Nothing will stop a user to create/update/delete a resource manually (by manually I mean here : via Console or Cloud shell) if he has the IAM permissions to do so.

In the case of a manual resource update : if the resource is managed by Terraform, running terraform plan will alert you that a modification has been made. Indeed, Terraform will see a difference between the resource description in your .tf file and the reality. If you apply these changes, it will revert modifications made manually by the user.

Running periodic checks to verify if some modifications have been made out of Terraform (on resources managed by Terraform) could be a good idea to alert you that someone did something manually.

But in case of newly created resources (out of Terraform), unless the resource is imported in Terraform after creation (terraform import), you'll never know that this resource have been created, and you could not track any modifications on that resource. The only way to prevent resource creation is by restricting IAM permissions. For example, if nobody (unless Terraform service account) have the permission storage.buckets.create, then nobody (excepted Terraform service account) will be able to create a bucket. The same applies to resources update.

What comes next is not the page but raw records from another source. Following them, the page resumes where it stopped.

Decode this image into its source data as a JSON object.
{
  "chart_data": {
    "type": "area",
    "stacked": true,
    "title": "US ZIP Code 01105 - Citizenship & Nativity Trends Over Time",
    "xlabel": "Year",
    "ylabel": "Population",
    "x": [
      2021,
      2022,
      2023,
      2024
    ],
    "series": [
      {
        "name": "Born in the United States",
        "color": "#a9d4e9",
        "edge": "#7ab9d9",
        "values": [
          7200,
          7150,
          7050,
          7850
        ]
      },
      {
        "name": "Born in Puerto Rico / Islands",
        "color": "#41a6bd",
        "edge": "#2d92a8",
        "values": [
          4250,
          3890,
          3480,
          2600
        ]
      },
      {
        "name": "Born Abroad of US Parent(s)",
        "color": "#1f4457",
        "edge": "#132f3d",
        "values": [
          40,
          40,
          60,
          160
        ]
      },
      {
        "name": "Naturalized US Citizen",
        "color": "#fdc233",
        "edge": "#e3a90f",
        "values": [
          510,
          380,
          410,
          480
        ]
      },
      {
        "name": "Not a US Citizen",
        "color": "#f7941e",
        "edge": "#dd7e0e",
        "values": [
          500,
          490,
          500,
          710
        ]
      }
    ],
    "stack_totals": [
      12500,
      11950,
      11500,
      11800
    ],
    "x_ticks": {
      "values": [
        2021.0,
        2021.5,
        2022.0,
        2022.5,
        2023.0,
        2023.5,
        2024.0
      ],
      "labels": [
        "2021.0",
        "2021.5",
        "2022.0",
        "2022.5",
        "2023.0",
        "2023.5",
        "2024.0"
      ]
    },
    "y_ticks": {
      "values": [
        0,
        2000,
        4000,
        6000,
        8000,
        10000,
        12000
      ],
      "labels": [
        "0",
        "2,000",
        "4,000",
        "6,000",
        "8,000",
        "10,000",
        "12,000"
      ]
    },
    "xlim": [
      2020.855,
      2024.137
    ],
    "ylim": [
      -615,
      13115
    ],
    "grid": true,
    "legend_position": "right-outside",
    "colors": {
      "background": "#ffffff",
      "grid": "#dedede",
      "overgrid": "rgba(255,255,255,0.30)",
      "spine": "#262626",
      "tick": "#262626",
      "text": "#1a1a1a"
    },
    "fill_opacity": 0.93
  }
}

If you want all your resources to be managed by Terraform, remove the create/update IAM permissions to all users except Terraform service account. But be aware that :

  • you can't create/update all GCP resources with Terraform. Even if Terraform providers grows fast, there will always be some delay between a new GCP product and its implementation in Terraform GCP provider. Some time ago, I remember myself waiting for Cloud Composer resource in Terraform, which appears in 1.18.0 version on 2018/09/17, though Cloud Composer was available since the 2018/05/01. If I have chosen to create resources with only Terraform, then I should have wait 4 months before starting to use Cloud Composer (this is an example amongst other)
  • you may sometimes want to create resources outside of Terraform, for testing purpose for example. If Terraform is enforced to create/update all resources across your organization, this will not be possible. Think about non-technical users who want to create temporarily some resources to make some tests : they probably won't learn how to use Terraform, so they'll either give up or ask someone to create resources for them. As your number of users increase, this should become cumbersome
  • reasoning by the absurd : do you want to manage all resources available using Terraform? If so, then you may want to manage also Storage objects with Terraform, because there is a Terraform resource google_storage_bucket_object. Except some very specific cases, you don't want to manage these kind of resources with Terraform (in Storage objects case, think of huge files)

In conclusion, managing all your resources across your organization using Terraform and restrict only Terraform service account to create/update/delete resources is definitively a goal to aim for, and should be done as much as you can, but in reality, it is not always completely possible. Critical resources must be protected, and so IAM for updating/deleting them must be restricted. Also, owner role is not the only one that allows creating/updating/deleting resources. You will have to be very careful about roles you give to your users to ensure that they won't have such permission, and will probably rely on custom roles because predefined roles are often too broad.